Hallo, ich habe ein Problem mit der G15. Mir sind auf einmal die ganzen apllets für die displays z.B. für die Systemleistung verschwunden. ich kann sie weder über die Wechseltaste herholejn noch sind in der Software mehr drin. Da sind die meisten weg. Und die Software lässt kein drüberinstallieren zu. Was soll ich da machen?


----------



## hulkhardy1 (19. Februar 2010)

Du gehst auf Datenträger c: , Programme, Logitech, GamePanel Software, Applets, und dort startest du aller Anwendungen mit doppel Klik neu dann geht es wieder.

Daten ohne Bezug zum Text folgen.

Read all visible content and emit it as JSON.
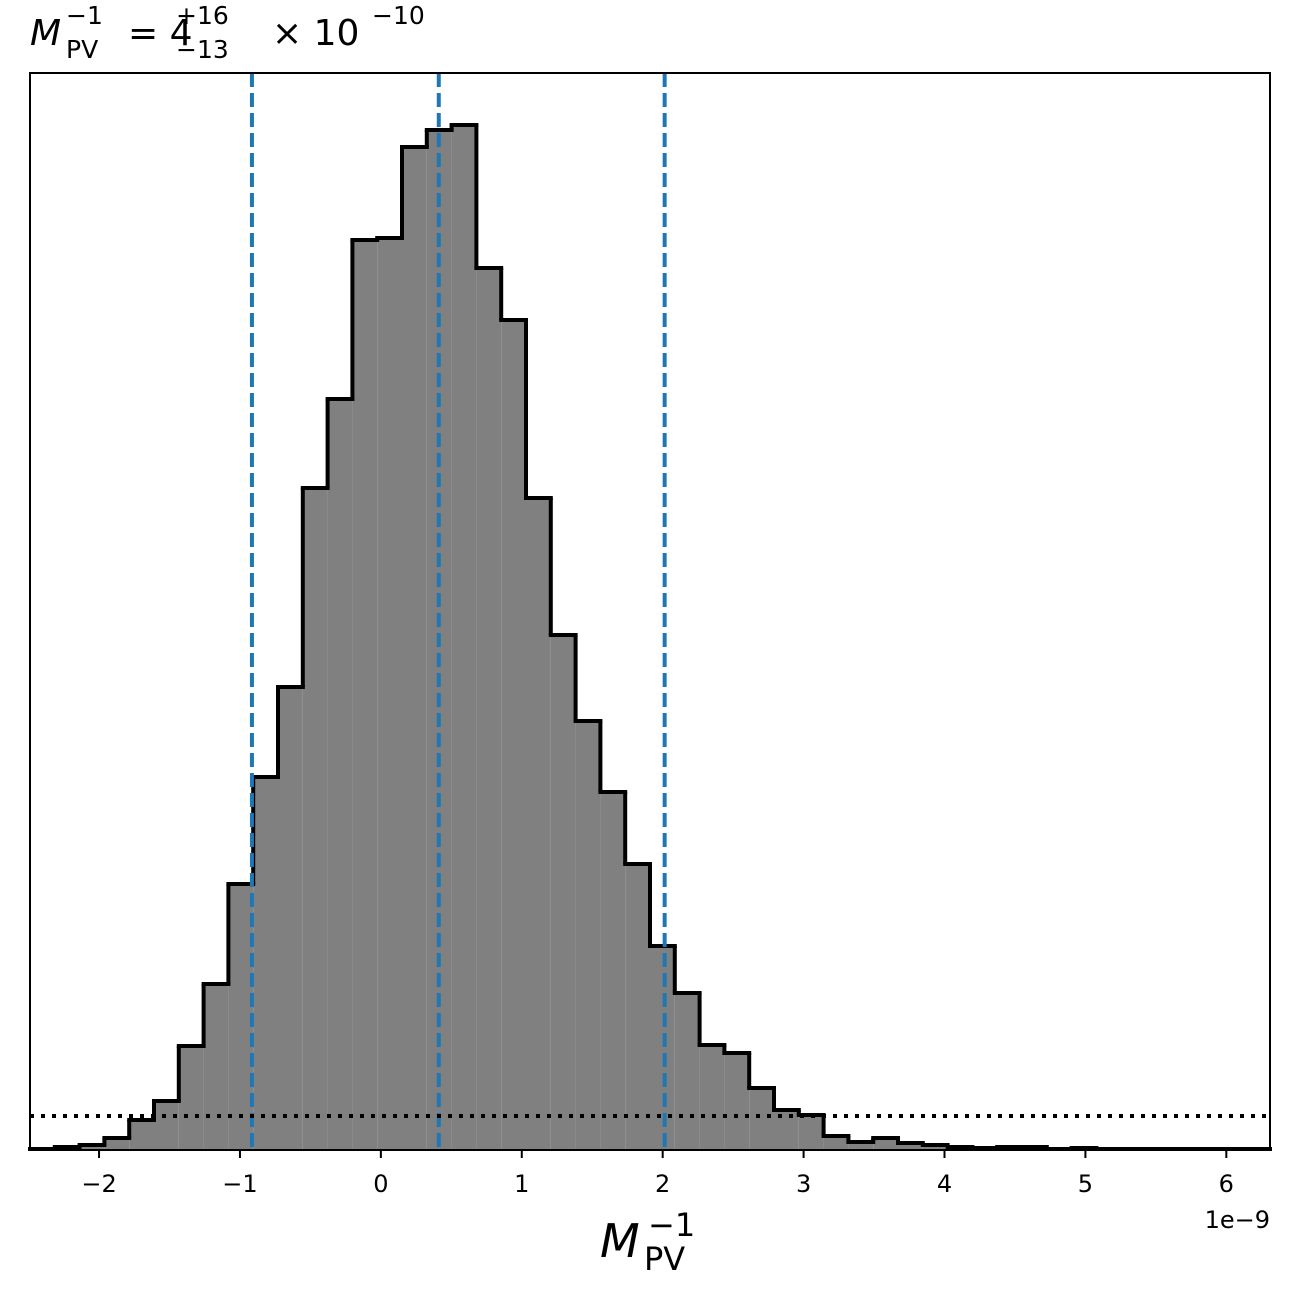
{
  "chart_data": {
    "type": "histogram",
    "title": [
      "M",
      "PV",
      "−1",
      "= 4",
      "+16",
      "−13",
      "× 10",
      "−10"
    ],
    "xlabel": [
      "M",
      "PV",
      "−1"
    ],
    "x_offset_label": "1e−9",
    "bins": [
      -2.49,
      -2.314,
      -2.138,
      -1.962,
      -1.786,
      -1.61,
      -1.434,
      -1.258,
      -1.082,
      -0.906,
      -0.73,
      -0.554,
      -0.378,
      -0.202,
      -0.026,
      0.15,
      0.326,
      0.502,
      0.678,
      0.854,
      1.03,
      1.206,
      1.382,
      1.558,
      1.734,
      1.91,
      2.086,
      2.262,
      2.438,
      2.614,
      2.79,
      2.966,
      3.142,
      3.318,
      3.494,
      3.67,
      3.846,
      4.022,
      4.198,
      4.374,
      4.55,
      4.726,
      4.902,
      5.078,
      5.254,
      5.43,
      5.606,
      5.782,
      5.958,
      6.134,
      6.31
    ],
    "counts": [
      1,
      3,
      5,
      12,
      30,
      49,
      104,
      166,
      266,
      373,
      463,
      662,
      751,
      910,
      912,
      1003,
      1020,
      1025,
      882,
      830,
      652,
      515,
      429,
      358,
      286,
      204,
      157,
      105,
      97,
      62,
      40,
      35,
      14,
      8,
      12,
      7,
      5,
      3,
      2,
      3,
      3,
      1,
      2,
      1,
      1,
      1,
      1,
      1,
      1,
      1
    ],
    "color": "#808080",
    "edge_color": "#000000",
    "vlines": [
      -0.915,
      0.411,
      2.014
    ],
    "vline_color": "#1f77b4",
    "hline": 34,
    "hline_color": "#000000",
    "xlim": [
      -2.49,
      6.31
    ],
    "ylim": [
      0,
      1077
    ],
    "xticks": [
      {
        "value": -2,
        "label": "−2"
      },
      {
        "value": -1,
        "label": "−1"
      },
      0,
      1,
      2,
      3,
      4,
      5,
      6
    ]
  }
}
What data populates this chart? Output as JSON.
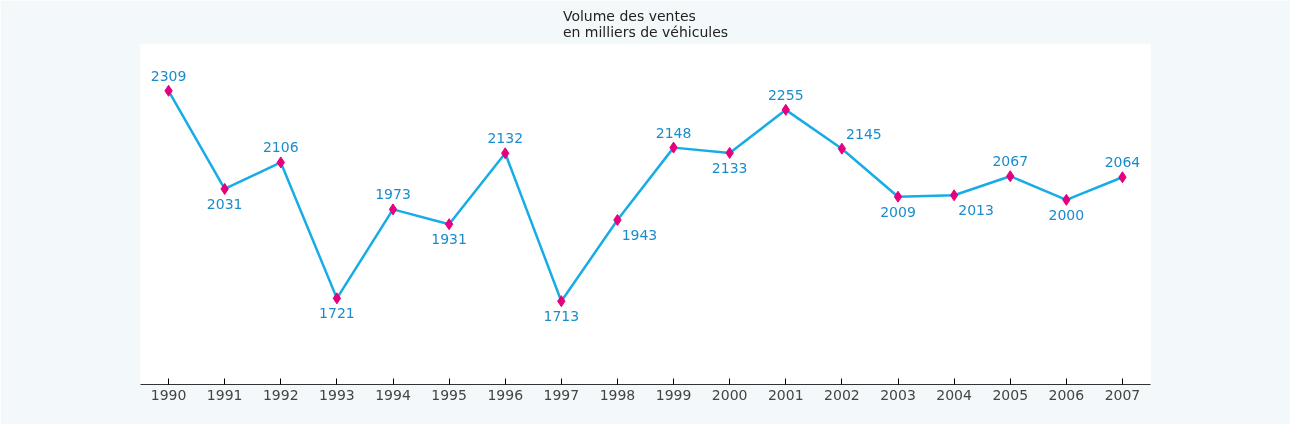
{
  "chart_data": {
    "type": "line",
    "title": "Volume des ventes\nen milliers de véhicules",
    "categories": [
      "1990",
      "1991",
      "1992",
      "1993",
      "1994",
      "1995",
      "1996",
      "1997",
      "1998",
      "1999",
      "2000",
      "2001",
      "2002",
      "2003",
      "2004",
      "2005",
      "2006",
      "2007"
    ],
    "series": [
      {
        "color": "#18ace6",
        "values": [
          2309,
          2031,
          2106,
          1721,
          1973,
          1931,
          2132,
          1713,
          1943,
          2148,
          2133,
          2255,
          2145,
          2009,
          2013,
          2067,
          2000,
          2064
        ]
      }
    ],
    "marker": "diamond",
    "data_labels": true,
    "grid": false,
    "tick_labels": "x"
  }
}
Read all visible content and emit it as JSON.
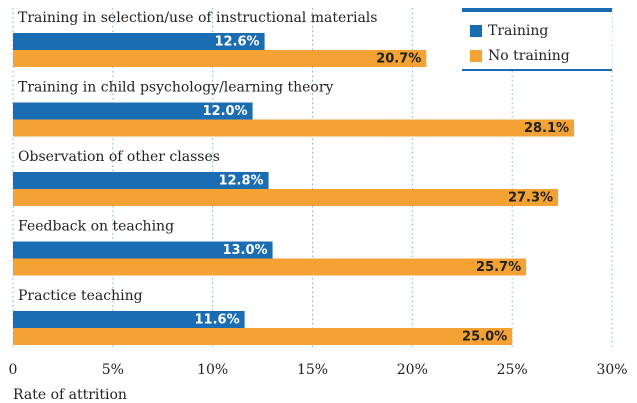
{
  "chart_data": {
    "type": "bar",
    "orientation": "horizontal",
    "categories": [
      "Training in selection/use of instructional materials",
      "Training in child psychology/learning theory",
      "Observation of other classes",
      "Feedback on teaching",
      "Practice teaching"
    ],
    "series": [
      {
        "name": "Training",
        "color": "#1b6db3",
        "values": [
          12.6,
          12.0,
          12.8,
          13.0,
          11.6
        ],
        "value_labels": [
          "12.6%",
          "12.0%",
          "12.8%",
          "13.0%",
          "11.6%"
        ]
      },
      {
        "name": "No training",
        "color": "#f5a234",
        "values": [
          20.7,
          28.1,
          27.3,
          25.7,
          25.0
        ],
        "value_labels": [
          "20.7%",
          "28.1%",
          "27.3%",
          "25.7%",
          "25.0%"
        ]
      }
    ],
    "xlim": [
      0,
      30
    ],
    "xticks": [
      0,
      {
        "value": 5,
        "label": "5%"
      },
      {
        "value": 10,
        "label": "10%"
      },
      {
        "value": 15,
        "label": "15%"
      },
      {
        "value": 20,
        "label": "20%"
      },
      {
        "value": 25,
        "label": "25%"
      },
      {
        "value": 30,
        "label": "30%"
      }
    ],
    "xlabel": "Rate of attrition",
    "grid": true,
    "legend": "upper right"
  }
}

Hatt das auch schon sogar schon ein paar mal keine Ahnung woran das liegt, allerdings trat das Problem nur unter win7 auf.


----------



## -FA- (19. Februar 2010)

Ok, die wären jetzt wieder da. Nur wie krieg ich die dazu, dass sie wieder automatisch druchschalten?


----------



## hummervee (19. Februar 2010)

Habe auch dieses Problem beobachtet, tritt immer mal auf wenn der Rechner abstürzt, also nicht ordnungsgemäß runtergefahren wird. Und auch erst seit Win 7 Habe danach einfach schnell neuinstalliert, und die GTasten Profiele wieder importiert.


----------



## hulkhardy1 (19. Februar 2010)

wenn du sie wieder akriviert hast kommen sie auch nach dem neustart wieder, werden dann wieder automatich gestartet.


----------